Continue to listen without judgement. Listen deeply, with presence and focus. When you really feel that you are being empathetic, then move on to the next step.
Step Six: Relax and Reflect:
The aim here is to spread relaxation into various parts of your body so that you can then reflect with accuracy and free from any emotion created within the earlier steps. Use any relaxation process you know, here are some ideas of how to do this:
a) Use your internal dialogue and simply tell yourself that each part of your body is relaxing. For example “my toes are relaxing deeper… and now my ankles… moving into my lower legs…” and so on.
b) As you work your way through your body, you may like to use a colour or light or imagined warming sensation and spread that through the muscles and imagine the colour (ideally one you associate with relaxing) spreading through the muscles as you reach each part of your body.
c) Additional cognitions.

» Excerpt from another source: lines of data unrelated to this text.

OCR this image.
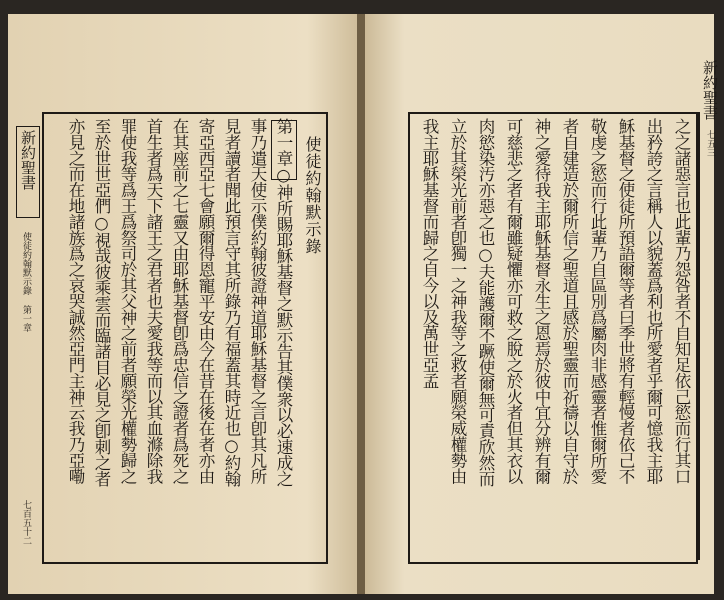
新約聖書
使徒約翰默示錄 第一章
七百五十二
使徒約翰默示錄
第一章○神所賜耶穌基督之默示告其僕衆以必速成之
事乃遣天使示僕約翰彼證神道耶穌基督之言卽其凡所
見者讀者聞此預言守其所錄乃有福蓋其時近也○約翰
寄亞西亞七會願爾得恩寵平安由今在昔在後在者亦由
在其座前之七靈又由耶穌基督卽爲忠信之證者爲死之
首生者爲天下諸王之君者也夫愛我等而以其血滌除我
罪使我等爲王爲祭司於其父神之前者願榮光權勢歸之
至於世世亞們○視哉彼乘雲而臨諸目必見之卽刺之者
亦見之而在地諸族爲之哀哭誠然亞門主神云我乃亞嘞
新約聖書
七五三
之之諸惡言也此輩乃怨咎者不自知足依己慾而行其口
出矜誇之言稱人以貌蓋爲利也所愛者乎爾可憶我主耶
穌基督之使徒所預語爾等者曰季世將有輕慢者依己不
敬虔之慾而行此輩乃自區別爲屬肉非感靈者惟爾所愛
者自建造於爾所信之聖道且感於聖靈而祈禱以自守於
神之愛待我主耶穌基督永生之恩焉於彼中宜分辨有爾
可慈悲之者有爾雖疑懼亦可救之脫之於火者但其衣以
肉慾染汚亦惡之也○夫能護爾不蹶使爾無可責欣然而
立於其榮光前者卽獨一之神我等之救者願榮威權勢由
我主耶穌基督而歸之自今以及萬世亞孟
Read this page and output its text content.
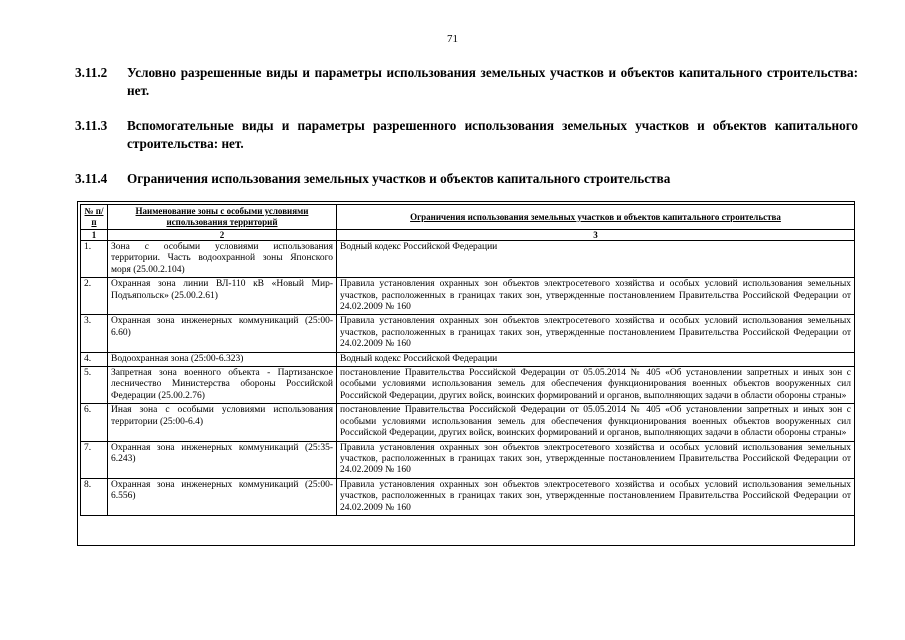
71
3.11.2 Условно разрешенные виды и параметры использования земельных участков и объектов капитального строительства: нет.
3.11.3 Вспомогательные виды и параметры разрешенного использования земельных участков и объектов капитального строительства: нет.
3.11.4 Ограничения использования земельных участков и объектов капитального строительства
№ п/п	Наименование зоны с особыми условиями использования территорий	Ограничения использования земельных участков и объектов капитального строительства
1	2	3
1.	Зона с особыми условиями использования территории. Часть водоохранной зоны Японского моря (25.00.2.104)	Водный кодекс Российской Федерации
2.	Охранная зона линии ВЛ-110 кВ «Новый Мир-Подъяпольск» (25.00.2.61)	Правила установления охранных зон объектов электросетевого хозяйства и особых условий использования земельных участков, расположенных в границах таких зон, утвержденные постановлением Правительства Российской Федерации от 24.02.2009 № 160
3.	Охранная зона инженерных коммуникаций (25:00-6.60)	Правила установления охранных зон объектов электросетевого хозяйства и особых условий использования земельных участков, расположенных в границах таких зон, утвержденные постановлением Правительства Российской Федерации от 24.02.2009 № 160
4.	Водоохранная зона (25:00-6.323)	Водный кодекс Российской Федерации
5.	Запретная зона военного объекта - Партизанское лесничество Министерства обороны Российской Федерации (25.00.2.76)	постановление Правительства Российской Федерации от 05.05.2014 № 405 «Об установлении запретных и иных зон с особыми условиями использования земель для обеспечения функционирования военных объектов вооруженных сил Российской Федерации, других войск, воинских формирований и органов, выполняющих задачи в области обороны страны»
6.	Иная зона с особыми условиями использования территории (25:00-6.4)	постановление Правительства Российской Федерации от 05.05.2014 № 405 «Об установлении запретных и иных зон с особыми условиями использования земель для обеспечения функционирования военных объектов вооруженных сил Российской Федерации, других войск, воинских формирований и органов, выполняющих задачи в области обороны страны»
7.	Охранная зона инженерных коммуникаций (25:35-6.243)	Правила установления охранных зон объектов электросетевого хозяйства и особых условий использования земельных участков, расположенных в границах таких зон, утвержденные постановлением Правительства Российской Федерации от 24.02.2009 № 160
8.	Охранная зона инженерных коммуникаций (25:00-6.556)	Правила установления охранных зон объектов электросетевого хозяйства и особых условий использования земельных участков, расположенных в границах таких зон, утвержденные постановлением Правительства Российской Федерации от 24.02.2009 № 160
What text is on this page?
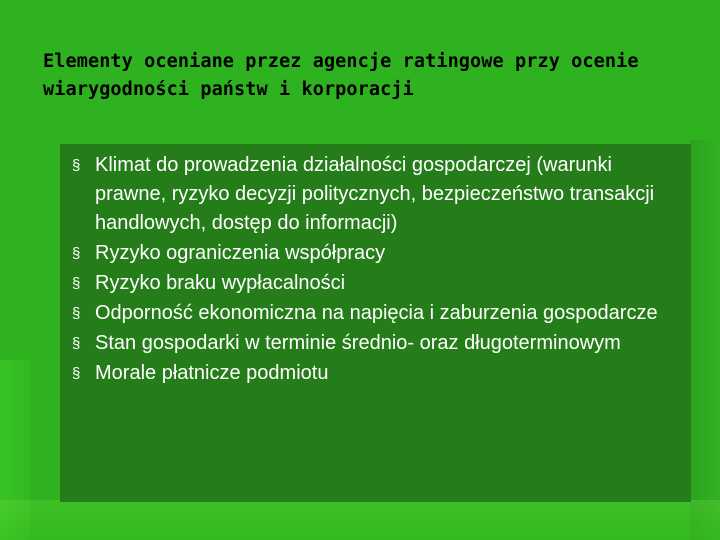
Elementy oceniane przez agencje ratingowe przy ocenie wiarygodności państw i korporacji
§ Klimat do prowadzenia działalności gospodarczej (warunki prawne, ryzyko decyzji politycznych, bezpieczeństwo transakcji handlowych, dostęp do informacji)
§ Ryzyko ograniczenia współpracy
§ Ryzyko braku wypłacalności
§ Odporność ekonomiczna na napięcia i zaburzenia gospodarcze
§ Stan gospodarki w terminie średnio- oraz długoterminowym
§ Morale płatnicze podmiotu
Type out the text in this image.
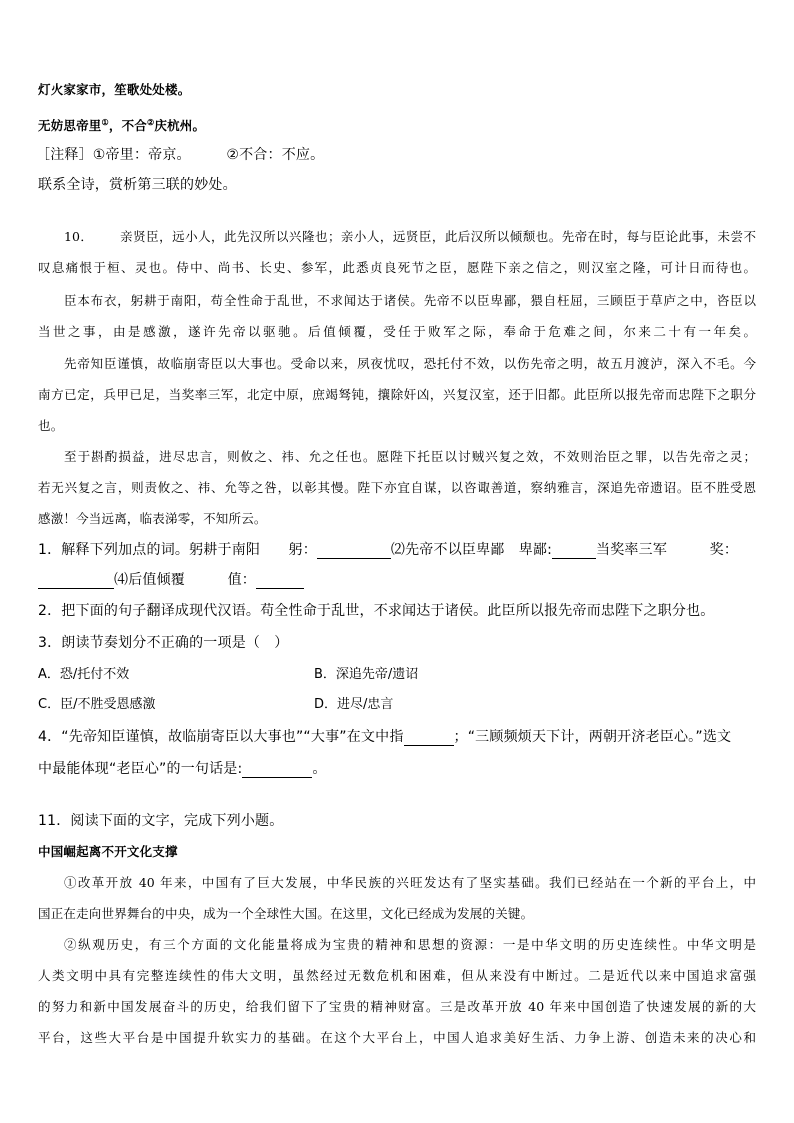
灯火家家市，笙歌处处楼。
无妨思帝里①，不合②庆杭州。
［注释］①帝里：帝京。　　　②不合：不应。
联系全诗，赏析第三联的妙处。
10． 亲贤臣，远小人，此先汉所以兴隆也；亲小人，远贤臣，此后汉所以倾颓也。先帝在时，每与臣论此事，未尝不
叹息痛恨于桓、灵也。侍中、尚书、长史、参军，此悉贞良死节之臣，愿陛下亲之信之，则汉室之隆，可计日而待也。
臣本布衣，躬耕于南阳，苟全性命于乱世，不求闻达于诸侯。先帝不以臣卑鄙，猥自枉屈，三顾臣于草庐之中，咨臣以
当世之事，由是感激，遂许先帝以驱驰。后值倾覆，受任于败军之际，奉命于危难之间，尔来二十有一年矣。
先帝知臣谨慎，故临崩寄臣以大事也。受命以来，夙夜忧叹，恐托付不效，以伤先帝之明，故五月渡泸，深入不毛。今
南方已定，兵甲已足，当奖率三军，北定中原，庶竭驽钝，攘除奸凶，兴复汉室，还于旧都。此臣所以报先帝而忠陛下之职分
也。
至于斟酌损益，进尽忠言，则攸之、祎、允之任也。愿陛下托臣以讨贼兴复之效，不效则治臣之罪，以告先帝之灵；
若无兴复之言，则责攸之、祎、允等之咎，以彰其慢。陛下亦宜自谋，以咨诹善道，察纳雅言，深追先帝遗诏。臣不胜受恩
感激！今当远离，临表涕零，不知所云。
1．解释下列加点的词。躬耕于南阳　　躬：	⑵先帝不以臣卑鄙　卑鄙:	当奖率三军　　　奖：
⑷后值倾覆　　　值：
2．把下面的句子翻译成现代汉语。苟全性命于乱世，不求闻达于诸侯。此臣所以报先帝而忠陛下之职分也。
3．朗读节奏划分不正确的一项是（　）
A．恐/托付不效	B．深追先帝/遗诏
C．臣/不胜受恩感激	D．进尽/忠言
4．“先帝知臣谨慎，故临崩寄臣以大事也”“大事”在文中指	；“三顾频烦天下计，两朝开济老臣心。”选文
中最能体现“老臣心”的一句话是:	。
11．阅读下面的文字，完成下列小题。
中国崛起离不开文化支撑
①改革开放 40 年来，中国有了巨大发展，中华民族的兴旺发达有了坚实基础。我们已经站在一个新的平台上，中
国正在走向世界舞台的中央，成为一个全球性大国。在这里，文化已经成为发展的关键。
②纵观历史，有三个方面的文化能量将成为宝贵的精神和思想的资源：一是中华文明的历史连续性。中华文明是
人类文明中具有完整连续性的伟大文明，虽然经过无数危机和困难，但从来没有中断过。二是近代以来中国追求富强
的努力和新中国发展奋斗的历史，给我们留下了宝贵的精神财富。三是改革开放 40 年来中国创造了快速发展的新的大
平台，这些大平台是中国提升软实力的基础。在这个大平台上，中国人追求美好生活、力争上游、创造未来的决心和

Richard Bandler uses the word “soften” as he relaxes parts of the body. He focuses on each muscle and then says “soften” as he works through, you might like to do the same.
d) You may imagine a relaxing sound moving through your body.
e) You may imagine the muscles limp, loose, dormant; maybe like a loose rubber band, or a rag doll, or whatever else you can imagine to indicate the relaxation spreading. i learned a great technique from Terrence Watts who suggested imagining the body as a candle and as the candle softened and got warm and liquid-like, so the muscles of the body got warm and softened and so on.
Ideally, use a combination of these elements.
Once relaxed, reflect upon the benefits to you and your life of advancing your empathy. Start to consider all the positive ramifications to you that this has. When you are out there, engaging in activities, communicating with people that have an impact on your life, start to recognise how enjoyable it is to have an advanced empathy.
Reflect and feel good about what you are doing, then move on to the final step.
Step Seven: Exit Hypnosis.
If you use my own protocol as shown in my science of self-hypnosis book, count yourself up and out from one through to five. Otherwise, open your eyes, wiggle your toes and get oriented to the place you are in.
Practice this process in regular self-hypnosis sessions, then start to apply the skills and ultimately notice the difference in the way people react and respond to you and how much more enjoyable communication is when you express a deep-rooted sense of empathy.